Gazetecilerin sorularını yanıtlayan Cumhurbaşkanı Erdoğan, ABD ve İngiltere’nin Husi hedeflerini vurmasıyla ilgili bir soruya şöyle yanıt verdi: “Bir defa orantılı bir eylem söz konusu değil, yapılanların hepsi orantısız güç kullanımıdır. Bunu şu anda ABD aynı şekilde İsrail ile Filistin’de de bunu yapmakta. İngiltere zaten ABD ile birlikte bu süreçte adım atmıştır ve atmaya devam ediyor. Kızıldenizi adeta kan gölüne çevirme hevesi içindeler. Yemen Husilerle bütün güçlerini kullanarak ister ABD ister İngiltere olsun gereken cevabı vereceğini söylüyor.” 

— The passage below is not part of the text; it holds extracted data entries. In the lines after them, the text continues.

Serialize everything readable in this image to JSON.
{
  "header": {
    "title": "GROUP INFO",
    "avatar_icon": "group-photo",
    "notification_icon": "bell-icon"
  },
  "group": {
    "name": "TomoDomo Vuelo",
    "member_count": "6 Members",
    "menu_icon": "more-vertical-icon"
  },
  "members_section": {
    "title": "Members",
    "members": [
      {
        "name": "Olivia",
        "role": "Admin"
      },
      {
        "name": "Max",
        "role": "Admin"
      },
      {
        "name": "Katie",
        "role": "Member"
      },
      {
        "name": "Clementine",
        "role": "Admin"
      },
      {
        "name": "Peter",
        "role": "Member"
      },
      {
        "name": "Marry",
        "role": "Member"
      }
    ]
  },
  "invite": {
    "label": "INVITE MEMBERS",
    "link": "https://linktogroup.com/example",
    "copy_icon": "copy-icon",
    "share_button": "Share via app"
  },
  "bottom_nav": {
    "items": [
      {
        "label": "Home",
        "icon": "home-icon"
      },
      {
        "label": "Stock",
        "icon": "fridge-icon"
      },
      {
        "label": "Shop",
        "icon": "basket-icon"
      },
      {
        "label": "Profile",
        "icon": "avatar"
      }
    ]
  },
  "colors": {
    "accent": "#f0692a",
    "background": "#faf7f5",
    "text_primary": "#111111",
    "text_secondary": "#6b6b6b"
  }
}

İRAN: YEMEN’İN EGEMENLİĞİNİN İHLALİ

İran Dışişleri Bakanlığı’ndan yapılan açıklamada, saldırılarla, “Yemen’in egemenliğinin ve toprak bütünlüğünün açıkça ihlal edildiği” belirtildi. Dışişleri Bakanlığı Sözcüsü Nasser Kanani, bakanlığın Telegram hesabından yaptığı açıklamada, “Saldırıların, bölgede istikrarsızlığı körüklemekten başka bir sonucu olmayacak” dedi.

Lübnan’daki Hizbullah örgütünden açıklamada, “Amerikan saldırganlığı, ABD’nin Gazze’de ve bölge genelinde Siyonist düşmanın neden olduğu trajedilerin ve katliamların tam ortağı olduğunu bir kez daha teyit etmektedir” denildi.

RUSYA: SALDIRILAR GAYRİMEŞRU

ABD ve İngiltere’nin Yemen’de Husilere yönelik hava saldırıları sonrası Rusya, Birleşmiş Milletler (BM) Güvenlik Konseyi’ni olağanüstü toplantıya çağırdı.  Kremlin Sözcüsü Dmitriy Peskov da saldırıları kınadıklarını belirterek "Uluslararası hukuka göre bunlar gayrimeşru. Bizim duruşumuz bu şekilde” dedi.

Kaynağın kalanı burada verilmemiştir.